Ancak, yargılama sırasında yürürlüğe giren geçmişe etkili yasa değişikliklerinin, dava konusu hakkın özünü ortadan kaldırdığı açıktır. Diğer bir anlatımla, geçmişe etkili yeni yasa nedeniyle dava konusuz kalmıştır. Bu sebeple mahkemece davanın reddi yerine, HMK 331. maddesi uyarınca “dava konusuz kaldığından esas hakkında karar verilmesine yer olmadığına” karar verilmesi, yani bu hususta bir tesbit hükmü kurulması gerektiğinden, davacı tarafın bu yöne ilişkin istinaf talebinin kabulü ile, HMK 353/1-b-2 maddesi uyarınca karar bu yönden düzeltilip, “dava konusuz kaldığından esas hakkında karar verilmesine yer olmadığına” karar verilmesi gerekmiştir.
Davalının istinaf taleplerinin incelenmesiyle, davacı tarafın dava açıldığı tarihteki mevzuat, Yargıtay Hukuk Genel Kurulunun 21.05.2014 tarih ve 2013/7-2454 E, 2014/679 K. sayılı kararı ve Yargıtay 3. Hukuk Dairesinin kararları gereği içtihat durumuna göre dava açmakta haklı olduğu, bu kapsamda kayıp kaçak ve diğer bedellerin tahsilini talep edebileceği dikkate alındığında, dava açıldıktan sonra yürürlüğe giren geçmişe etkili yasa değişikliği ya da içtihadı birleştirme kararı gereği, davanın kabul edilmemesi nedeniyle haksız çıkmasına rağmen yargılama giderlerinden sorumlu tutulamayacağı kuşkusuzdur. Mahkemece davacı lehine maktu vekalet ücreti ve yargılama gideri takdirinde usul ve yasaya aykırılık bulunmamaktadır.

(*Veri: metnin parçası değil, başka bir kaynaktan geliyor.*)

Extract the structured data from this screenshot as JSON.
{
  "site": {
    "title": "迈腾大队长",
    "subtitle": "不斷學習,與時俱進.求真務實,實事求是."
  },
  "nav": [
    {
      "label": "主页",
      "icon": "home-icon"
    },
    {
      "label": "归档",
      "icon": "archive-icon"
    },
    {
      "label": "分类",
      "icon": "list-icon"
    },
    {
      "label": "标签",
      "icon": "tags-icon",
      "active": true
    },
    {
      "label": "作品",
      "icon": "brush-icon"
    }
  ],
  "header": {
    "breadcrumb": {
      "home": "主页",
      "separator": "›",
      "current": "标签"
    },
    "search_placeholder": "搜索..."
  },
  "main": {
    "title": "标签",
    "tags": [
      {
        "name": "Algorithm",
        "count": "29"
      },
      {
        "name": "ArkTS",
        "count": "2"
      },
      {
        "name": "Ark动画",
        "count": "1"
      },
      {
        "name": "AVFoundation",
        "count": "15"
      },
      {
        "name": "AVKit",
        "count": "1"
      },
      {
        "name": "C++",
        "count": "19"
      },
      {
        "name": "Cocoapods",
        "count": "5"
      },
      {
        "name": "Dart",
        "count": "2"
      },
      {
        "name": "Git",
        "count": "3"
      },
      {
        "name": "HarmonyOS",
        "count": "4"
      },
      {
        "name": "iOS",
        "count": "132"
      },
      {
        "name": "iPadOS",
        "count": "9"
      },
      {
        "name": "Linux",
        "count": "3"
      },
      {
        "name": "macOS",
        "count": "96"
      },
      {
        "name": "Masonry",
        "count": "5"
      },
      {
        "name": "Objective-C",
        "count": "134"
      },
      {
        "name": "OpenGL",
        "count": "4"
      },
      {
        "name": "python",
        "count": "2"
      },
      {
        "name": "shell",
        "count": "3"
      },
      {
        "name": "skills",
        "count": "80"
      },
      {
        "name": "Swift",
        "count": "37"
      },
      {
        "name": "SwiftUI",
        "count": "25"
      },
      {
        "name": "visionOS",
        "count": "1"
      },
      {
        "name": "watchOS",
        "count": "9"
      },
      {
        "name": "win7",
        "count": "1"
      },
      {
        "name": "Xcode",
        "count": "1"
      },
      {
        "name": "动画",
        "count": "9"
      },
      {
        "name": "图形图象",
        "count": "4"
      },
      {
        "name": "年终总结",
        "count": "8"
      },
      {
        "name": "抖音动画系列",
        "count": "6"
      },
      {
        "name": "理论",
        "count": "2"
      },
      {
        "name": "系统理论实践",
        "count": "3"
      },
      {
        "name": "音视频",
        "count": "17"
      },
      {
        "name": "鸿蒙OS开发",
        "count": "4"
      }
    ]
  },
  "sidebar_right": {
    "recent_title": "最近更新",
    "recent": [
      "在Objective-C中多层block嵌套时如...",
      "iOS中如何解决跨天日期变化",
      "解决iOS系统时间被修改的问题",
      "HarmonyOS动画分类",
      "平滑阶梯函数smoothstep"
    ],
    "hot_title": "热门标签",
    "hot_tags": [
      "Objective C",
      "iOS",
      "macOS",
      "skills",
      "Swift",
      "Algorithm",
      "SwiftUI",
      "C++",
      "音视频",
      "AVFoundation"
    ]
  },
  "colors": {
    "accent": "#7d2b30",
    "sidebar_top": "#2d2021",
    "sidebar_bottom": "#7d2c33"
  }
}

Davacının başlangıçtaki haklılık durumu ve bu bedelleri tahsil eden davalı tarafın dava açılmasına sebebiyet verdiği gözetildiğinde, davalı taraf lehine yargılama giderleri ve vekalet ücretine hükmedilmesi mümkün olmadığından, davalı tarafın istinaf talebi yerinde görülmediğinden HMK 353/1-b-1 maddesi gereğince reddine karar verilmesi gerekmiştir.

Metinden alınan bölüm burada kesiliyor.